What is the correct syntax to use Execute program on Linux?
Hi there,
I currently have a CRON trigger that executes a script on a daily base on my server, but I want to be able to do the same from within Rapidminer on demand.
As far as I understand the Execute Command operator should allow me to do that, but as nothing seems to happen (also no errors thrown) I am not sure I use it correctly.
My command is a curl command that loads a json file to my elastic search environment. Running this as a standard bash or sh file works fine, all my data is loaded to elastic, but running the same command in the operator just does nothing. I get a green tick indicating the process ran fine, but no data is transfered.
My curl command is as follows :
curl -s -H "Content-Type: application/x-ndjson" -XPOST http://localhost:9200/_bulk --data-binary "@mydata.json"
And this is my process :
<?xml version="1.0" encoding="UTF-8"?><process version="7.6.001">
<context>
<input/>
<output/>
<macros/>
</context>
<operator activated="true" class="process" compatibility="7.6.001" expanded="true" name="Process">
<process expanded="true">
<operator activated="true" class="productivity:execute_program" compatibility="7.6.001" expanded="true" height="103" name="Execute Program" width="90" x="112" y="34">
<parameter key="command" value="curl -s -H "Content-Type: application/x-ndjson" -XPOST http://localhost:9200/_bulk --data-binary "@mydata.json""/>
<parameter key="working_directory" value="/data/elastic/imports"/>
<list key="env_variables"/>
</operator>
<portSpacing port="source_input 1" spacing="0"/>
<portSpacing port="sink_result 1" spacing="0"/>
</process>
</operator>
</process>
Any idea if I am using it correctly?
or other tips?
Answers
Hi @kayman,
since `curl` uses the current path as the destination (if not specified differently) it might already work. But don't expect the downloaded file at the output port of the Execute Script Operator. Try Execute Script with `pwd` to output the current path of the working directory the process is executed in and check manually if the downloaded file exists there.
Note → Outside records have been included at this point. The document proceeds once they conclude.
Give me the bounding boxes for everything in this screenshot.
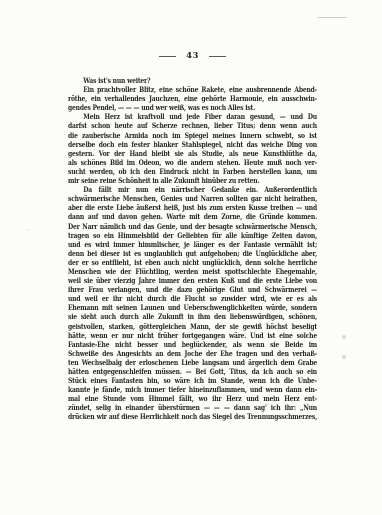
text-line: mir seine reine Schönheit in alle Zukunf… — [68, 176, 317, 185]
scan-artifact-speck — [342, 355, 346, 359]
text-line: denn bei dieser ist es unglaublich gut a… — [68, 249, 317, 258]
text-line: geistvollen, starken, göttergleichen Man… — [68, 322, 317, 331]
text-line: dann auf und davon gehen. Warte mit dem … — [68, 212, 317, 221]
header-rule-left — [159, 56, 176, 57]
text-line: als schönes Bild im Odeon, wo die andern… — [68, 158, 317, 167]
text-line: gestern. Vor der Hand bleibt sie als Stu… — [68, 149, 317, 158]
text-line: Da fällt mir nun ein närrischer Gedanke … — [68, 185, 317, 194]
text-line: sie sieht auch durch alle Zukunft in ihm… — [68, 312, 317, 321]
text-line: Der Narr nämlich und das Genie, und der … — [68, 222, 317, 231]
page-header: 43 — [68, 50, 317, 62]
text-line: Ehemann mit seinen Launen und Ueberschwe… — [68, 303, 317, 312]
text-line: drücken wir auf diese Herrlichkeit noch … — [68, 412, 317, 421]
text-line: und weil er ihr nicht durch die Flucht s… — [68, 294, 317, 303]
text-line: aber die erste Liebe äußerst heiß, just … — [68, 203, 317, 212]
text-line: zündet, selig in einander überstürmen — … — [68, 403, 317, 412]
text-line: Stück eines Fantasten bin, so wäre ich i… — [68, 376, 317, 385]
scan-artifact-speck — [27, 229, 29, 231]
text-line: kannte je fände, mich immer tiefer hinei… — [68, 385, 317, 394]
text-line: sucht werden, ob ich den Eindruck nicht … — [68, 167, 317, 176]
text-line: Fantasie-Ehe nicht besser und beglückend… — [68, 340, 317, 349]
text-line: schwärmerische Menschen, Genies und Narr… — [68, 194, 317, 203]
page-number: 43 — [186, 50, 199, 62]
text-line: gendes Pendel, — — — und wer weiß, was e… — [68, 103, 317, 112]
text-line: mal eine Stunde vom Himmel fällt, wo ihr… — [68, 394, 317, 403]
text-line: Schweiße des Angesichts an dem Joche der… — [68, 349, 317, 358]
text-line: tragen so ein Himmelsbild der Geliebten … — [68, 231, 317, 240]
scan-artifact-line — [318, 17, 347, 18]
text-line: hätte, wenn er nur nicht früher fortgega… — [68, 331, 317, 340]
text-line: darfst schon heute auf Scherze rechnen, … — [68, 121, 317, 130]
text-line: Ein prachtvoller Blitz, eine schöne Rake… — [68, 85, 317, 94]
text-line: Mein Herz ist kraftvoll und jede Fiber d… — [68, 112, 317, 121]
text-line: die zauberische Armida noch im Spiegel m… — [68, 131, 317, 140]
scan-artifact-speck — [342, 335, 346, 339]
text-line: weil sie über vierzig Jahre immer den er… — [68, 276, 317, 285]
text-line: ten Wechselbalg der erloschenen Liebe la… — [68, 358, 317, 367]
text-line: Menschen wie der Flüchtling, werden meis… — [68, 267, 317, 276]
text-line: derselbe doch ein fester blanker Stahlsp… — [68, 140, 317, 149]
text-line: Was ist's nun weiter? — [68, 76, 317, 85]
scanned-page: 43 Was ist's nun weiter?Ein prachtvoller… — [0, 0, 382, 515]
text-line: röthe, ein verhallendes Jauchzen, eine g… — [68, 94, 317, 103]
text-line: hätten entgegenschleifen müssen. — Bei G… — [68, 367, 317, 376]
text-block: Was ist's nun weiter?Ein prachtvoller Bl… — [68, 76, 317, 422]
text-line: der er so entflieht, ist eben auch nicht… — [68, 258, 317, 267]
text-line: und es wird immer himmlischer, je länger… — [68, 240, 317, 249]
header-rule-right — [209, 56, 226, 57]
text-line: ihrer Frau verlangen, und die dazu gehör… — [68, 285, 317, 294]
If this doesn't work, please try executing your command without the `-s` option and post the log here.
Regards,
Philipp
Hi @pschlunder, thanks already for looking into this.
Unfortunatly ommiting the -s variable does not make much of a difference. I am aware there will be no output, the basic idea is just to fire the job in the background so I do not have to wait for my next cron cycle to take care of the load. I'm just abusing rapidminer as a trigger :-)
Attached the log, bit it does not seem to tell a lot. It just confirms there was no problem noticed, and it ended as soon as it started, basically doing nothing with the actual command. Running the same command directly in my cmd shell works as expected.
If I play around with the command, like entering an incorrect path or so it does return an error, but it looks like the --data-binary part is happily ignored. Adding, removing or using an incorrect filename for the --data-binary part is making no difference at all.
Could it be that you need root-level access to run the script correctly? Cron-jobs are run by root, while RM Server is usually run by an user account.
Good point...
Not sure tbh, if I run the script as is (so apart from the cron level) I can run it without sudo with my user account so I'd expect RM server to be able to run the same.
We discussed it yerterday with Philipp, and we have doubts about the "@my_file.json". Have you tried using the full path for the file (i.e. "/home/user_name/my_file.json")?
Yeah, tried that one also. If I deliberatly mistype the actual path the script throws an error, it just seems to ignore the existence of the json file. Even if I mistype that one it simply will say there is no problem. So wheter the json file is there or not does not make any difference. Looks like the final step in the process, taking the json and loading it to Elastic is simply not starting and it doesn't cause a problem.